Now attempt the induction step. Assume that when $n=k$ the two expressions are equivalent and proceed to analyse the expressions when $n=k+1$. Use the deja vu feeling from the informal previous step. Formalize this current step and voila - a proof.

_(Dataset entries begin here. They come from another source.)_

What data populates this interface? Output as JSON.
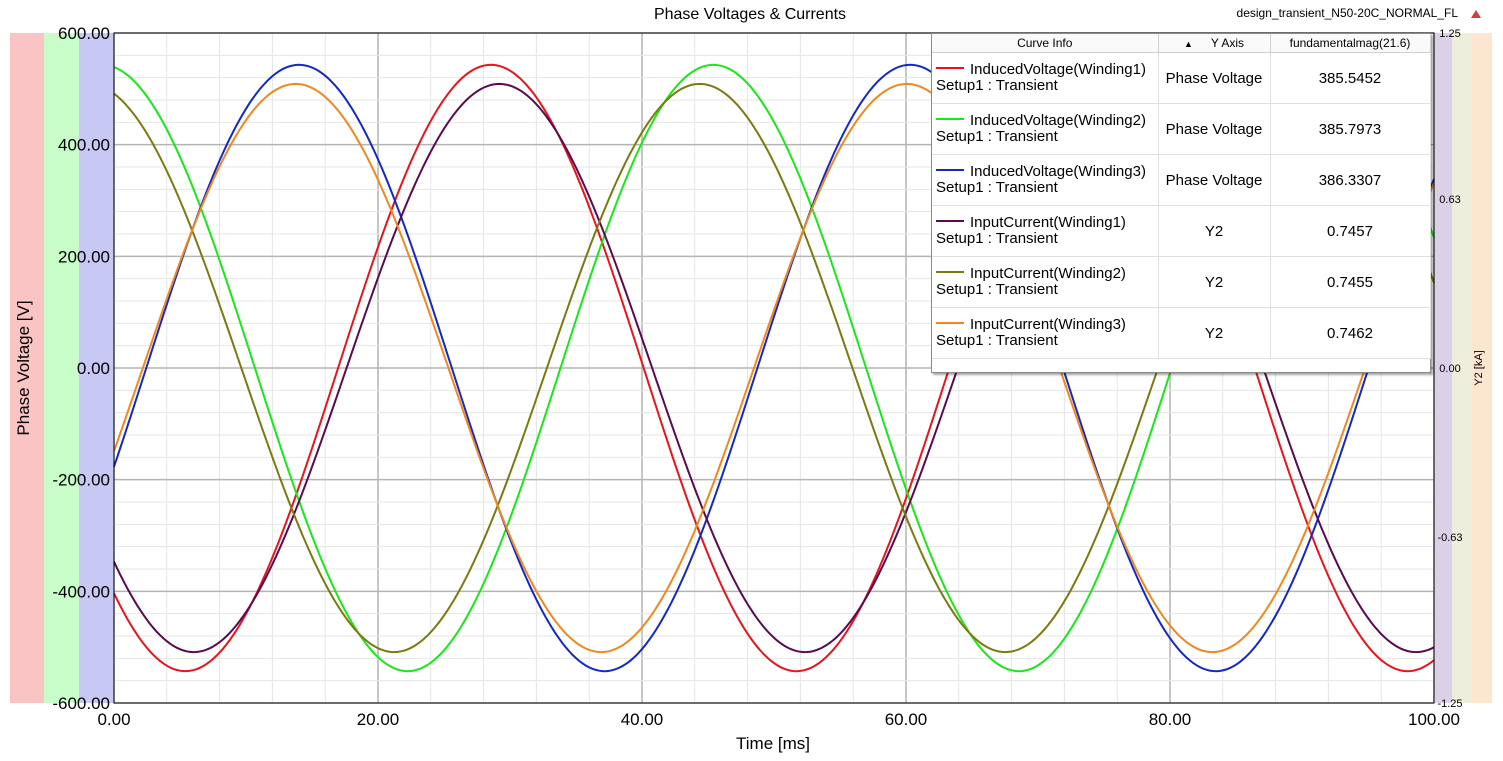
{
  "chart_data": {
    "type": "line",
    "title": "Phase Voltages & Currents",
    "design_name": "design_transient_N50-20C_NORMAL_FL",
    "xlabel": "Time [ms]",
    "ylabel": "Phase Voltage [V]",
    "y2label": "Y2 [kA]",
    "xlim": [
      0,
      100
    ],
    "ylim": [
      -600,
      600
    ],
    "y2lim": [
      -1.25,
      1.25
    ],
    "x_ticks": [
      "0.00",
      "20.00",
      "40.00",
      "60.00",
      "80.00",
      "100.00"
    ],
    "y_ticks": [
      "600.00",
      "400.00",
      "200.00",
      "0.00",
      "-200.00",
      "-400.00",
      "-600.00"
    ],
    "y2_ticks": [
      "1.25",
      "0.63",
      "0.00",
      "-0.63",
      "-1.25"
    ],
    "grid": true,
    "legend": {
      "headers": {
        "curve_info": "Curve Info",
        "y_axis": "Y Axis",
        "value": "fundamentalmag(21.6)"
      },
      "entries": [
        {
          "name": "InducedVoltage(Winding1)",
          "setup": "Setup1 : Transient",
          "y_axis": "Phase Voltage",
          "value": "385.5452",
          "color": "#e8141c"
        },
        {
          "name": "InducedVoltage(Winding2)",
          "setup": "Setup1 : Transient",
          "y_axis": "Phase Voltage",
          "value": "385.7973",
          "color": "#18e818"
        },
        {
          "name": "InducedVoltage(Winding3)",
          "setup": "Setup1 : Transient",
          "y_axis": "Phase Voltage",
          "value": "386.3307",
          "color": "#1428c8"
        },
        {
          "name": "InputCurrent(Winding1)",
          "setup": "Setup1 : Transient",
          "y_axis": "Y2",
          "value": "0.7457",
          "color": "#5a0a50"
        },
        {
          "name": "InputCurrent(Winding2)",
          "setup": "Setup1 : Transient",
          "y_axis": "Y2",
          "value": "0.7455",
          "color": "#7a7a10"
        },
        {
          "name": "InputCurrent(Winding3)",
          "setup": "Setup1 : Transient",
          "y_axis": "Y2",
          "value": "0.7462",
          "color": "#f0881e"
        }
      ]
    },
    "series": [
      {
        "name": "InducedVoltage(Winding1)",
        "axis": "y",
        "period_ms": 46.3,
        "amplitude": 543,
        "phase_deg": -132,
        "color": "#e8141c"
      },
      {
        "name": "InducedVoltage(Winding2)",
        "axis": "y",
        "period_ms": 46.3,
        "amplitude": 543,
        "phase_deg": 97,
        "color": "#18e818"
      },
      {
        "name": "InducedVoltage(Winding3)",
        "axis": "y",
        "period_ms": 46.3,
        "amplitude": 543,
        "phase_deg": -19,
        "color": "#1428c8"
      },
      {
        "name": "InputCurrent(Winding1)",
        "axis": "y2",
        "period_ms": 46.3,
        "amplitude": 1.06,
        "phase_deg": -137,
        "color": "#5a0a50"
      },
      {
        "name": "InputCurrent(Winding2)",
        "axis": "y2",
        "period_ms": 46.3,
        "amplitude": 1.06,
        "phase_deg": 105,
        "color": "#7a7a10"
      },
      {
        "name": "InputCurrent(Winding3)",
        "axis": "y2",
        "period_ms": 46.3,
        "amplitude": 1.06,
        "phase_deg": -17,
        "color": "#f0881e"
      }
    ],
    "bands": {
      "left": [
        "#fbc4c4",
        "#c8fcc8",
        "#c8c8f4"
      ],
      "right": [
        "#dcd0e8",
        "#eeeedc",
        "#fde6d0"
      ]
    }
  }
}
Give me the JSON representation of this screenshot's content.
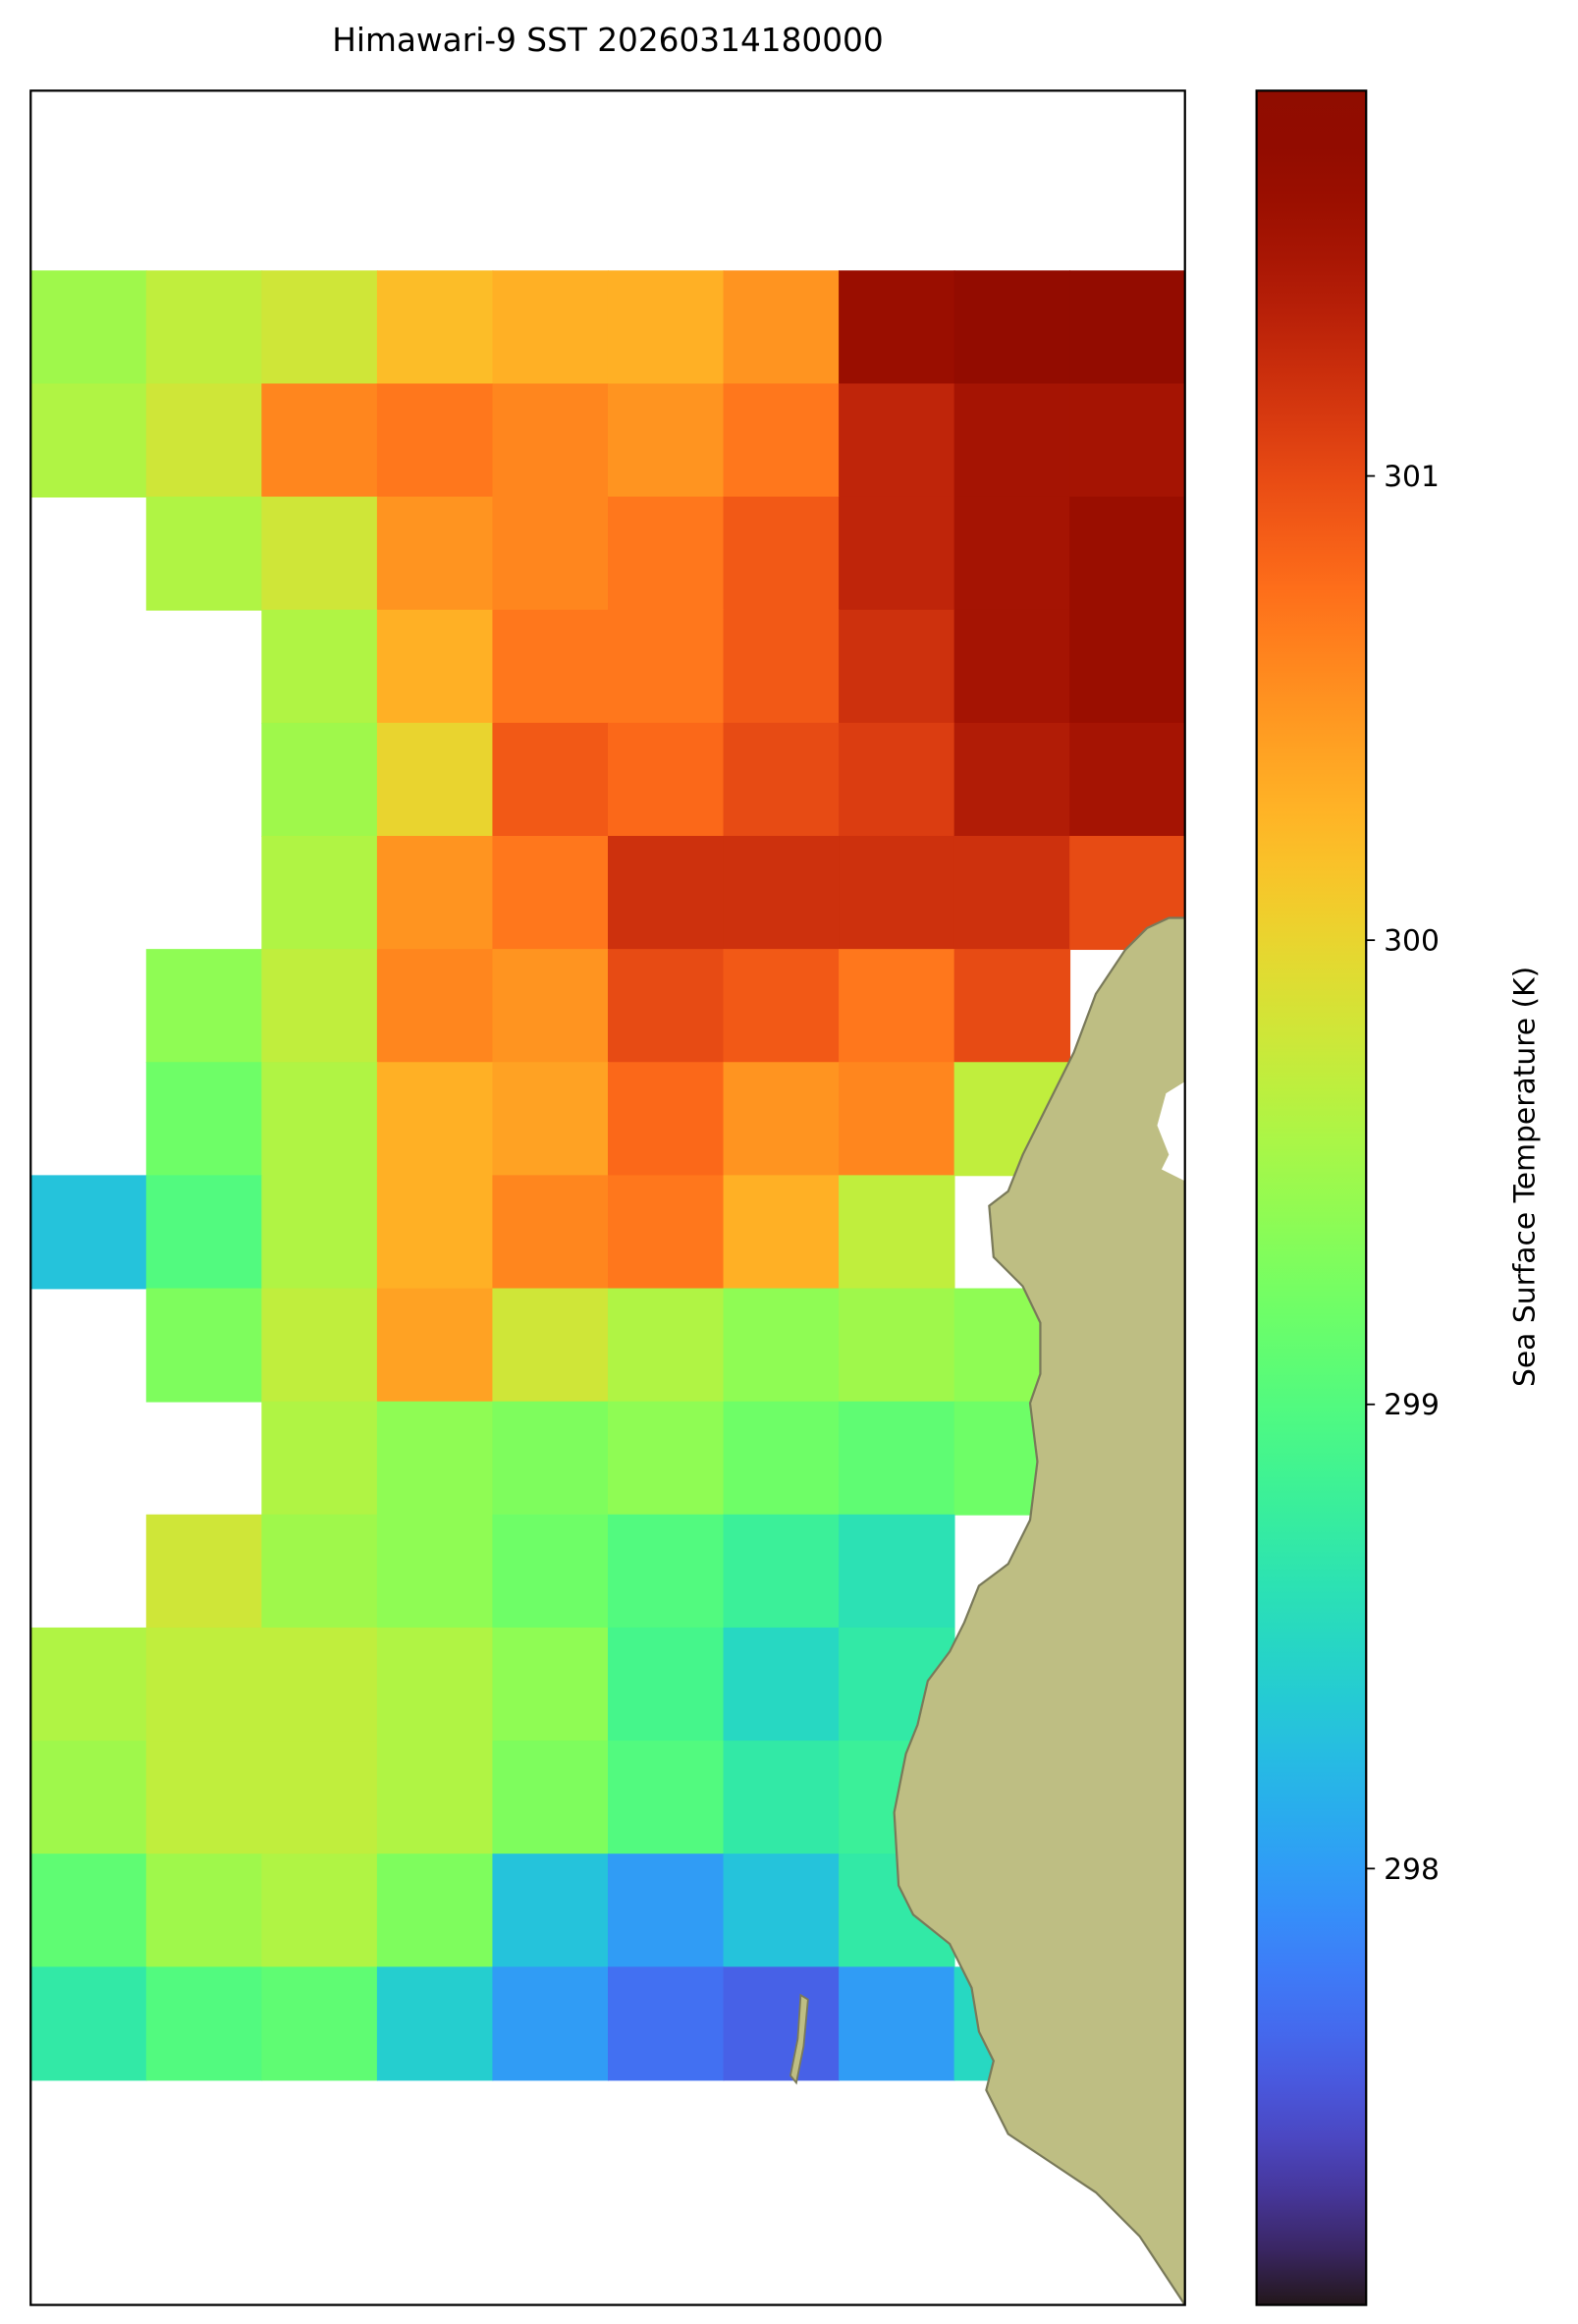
{
  "chart_data": {
    "type": "heatmap",
    "title": "Himawari-9 SST 20260314180000",
    "colorbar_label": "Sea Surface Temperature (K)",
    "colormap": "turbo",
    "clim": [
      297.06,
      301.83
    ],
    "cticks": [
      298,
      299,
      300,
      301
    ],
    "z": [
      [
        299.5,
        299.7,
        299.8,
        300.2,
        300.3,
        300.3,
        300.5,
        301.6,
        301.7,
        301.7
      ],
      [
        299.6,
        299.8,
        300.6,
        300.7,
        300.6,
        300.5,
        300.7,
        301.3,
        301.5,
        301.5
      ],
      [
        null,
        299.6,
        299.8,
        300.5,
        300.6,
        300.7,
        300.9,
        301.3,
        301.5,
        301.6
      ],
      [
        null,
        null,
        299.6,
        300.3,
        300.7,
        300.7,
        300.9,
        301.2,
        301.5,
        301.6
      ],
      [
        null,
        null,
        299.5,
        300.0,
        300.9,
        300.8,
        301.0,
        301.1,
        301.4,
        301.5
      ],
      [
        null,
        null,
        299.6,
        300.5,
        300.7,
        301.2,
        301.2,
        301.2,
        301.2,
        301.0
      ],
      [
        null,
        299.4,
        299.7,
        300.6,
        300.5,
        301.0,
        300.9,
        300.7,
        301.0,
        null
      ],
      [
        null,
        299.2,
        299.6,
        300.3,
        300.4,
        300.8,
        300.5,
        300.6,
        299.7,
        null
      ],
      [
        298.3,
        299.0,
        299.6,
        300.3,
        300.6,
        300.7,
        300.3,
        299.7,
        null,
        null
      ],
      [
        null,
        299.3,
        299.7,
        300.4,
        299.8,
        299.6,
        299.4,
        299.5,
        299.4,
        null
      ],
      [
        null,
        null,
        299.6,
        299.4,
        299.3,
        299.4,
        299.2,
        299.1,
        299.2,
        null
      ],
      [
        null,
        299.8,
        299.5,
        299.4,
        299.2,
        299.0,
        298.8,
        298.6,
        null,
        null
      ],
      [
        299.6,
        299.7,
        299.7,
        299.6,
        299.4,
        298.9,
        298.5,
        298.7,
        null,
        null
      ],
      [
        299.5,
        299.7,
        299.7,
        299.6,
        299.3,
        299.0,
        298.7,
        298.8,
        null,
        null
      ],
      [
        299.1,
        299.5,
        299.6,
        299.3,
        298.3,
        298.0,
        298.3,
        298.7,
        null,
        null
      ],
      [
        298.7,
        299.0,
        299.1,
        298.4,
        298.0,
        297.7,
        297.6,
        298.0,
        298.5,
        null
      ]
    ]
  }
}
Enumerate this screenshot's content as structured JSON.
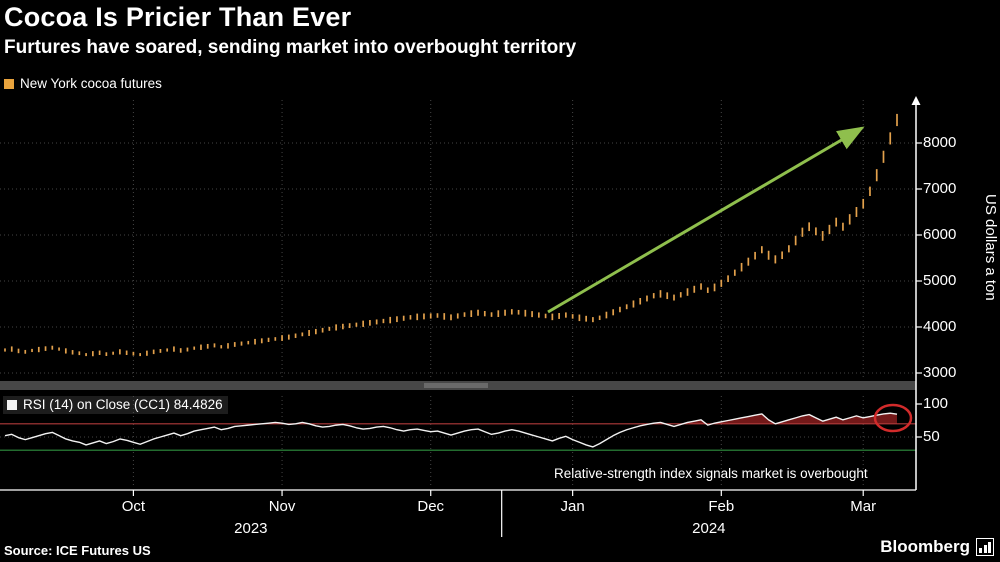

You could use truth tables, which is quite unpleasant to some degree, or you can do the following:
Recall, or prove, that $p\rightarrow q$ is equivalent to $\lnot p\lor q$. The first implication can be written as: $$\lnot(P_1\lor\ldots\lor P_n)\lor Q$$
And by DeMorgan laws (which you have to prove by induction based on the law for two propositions), this is equivalent to $$(\lnot P_1\land\ldots\land\lnot P_n)\lor Q$$
Lastly, you should prove that $(A\land B)\lor C$ is equivalent to $(A\lor C)\land(B\lor C)$, and proceed with the obvious generalization by induction. Now we have: $$(\lnot P_1\lor Q)\land(\lnot P_2\lor Q)\ldots\land(\lnot P_n\lor Q)$$ which translates by the first identity used, to: $$(P_1\rightarrow Q)\lor\ldots\lor(P_n\rightarrow Q)$$
Note that there are several inductive proofs here (DeMorgan's generalization, the distributivity of disjunction over conjunction); but those are often a preliminary exercise or a given theorem. If they are not, it is much easier to prove those by induction than working through a maze of implications and disjunctions.
You can solve it "embedding" the induction into the formula itself.
You have that the "general case" can be written as :
$$[(P_0 \lor P_1 \lor P_2\lor\ldots\lor P_n) \lor P_{n+1}] \rightarrow Q $$
i.e. $[\mathcal{A} \lor P_{n+1}] \rightarrow Q $
But $P \rightarrow Q$ is $\lnot P \lor Q$, so that the above formula is :
$\lnot [\mathcal{A} \lor P_{n+1}] \lor Q $
Using De Morgan :
$[\lnot \mathcal{A} \land \lnot P_{n+1}] \lor Q $
now distribute :
$(\lnot \mathcal{A} \lor Q)\land (\lnot P_{n+1} \lor Q)$
i.e.
$(\lnot \mathcal{A} \lor Q) \land (P_{n+1} \rightarrow Q)$.
Now, what about $(\lnot \mathcal{A} \lor Q)$ ?
It is :
$\lnot (P_0 \lor P_1 \lor P_2\lor\ldots\lor P_n) \lor Q$
and using "general" De Morgan we have :
$(\lnot P_0 \land \lnot P_1 \land \lnot P_2 \land \ldots \land \lnot P_n) \lor Q$
Distribute again :
$(\lnot P_0 \lor Q) \land \ldots \land (\lnot P_n \lor Q)$
that is :
$(P_0 \rightarrow Q) \land \ldots \land (P_n \rightarrow Q)$
But this was $(\lnot \mathcal{A} \lor Q)$, so that the complete formula will be :
$(P_0 \rightarrow Q) \land \ldots \land (P_n \rightarrow Q) \land (P_{n+1} \rightarrow Q)$.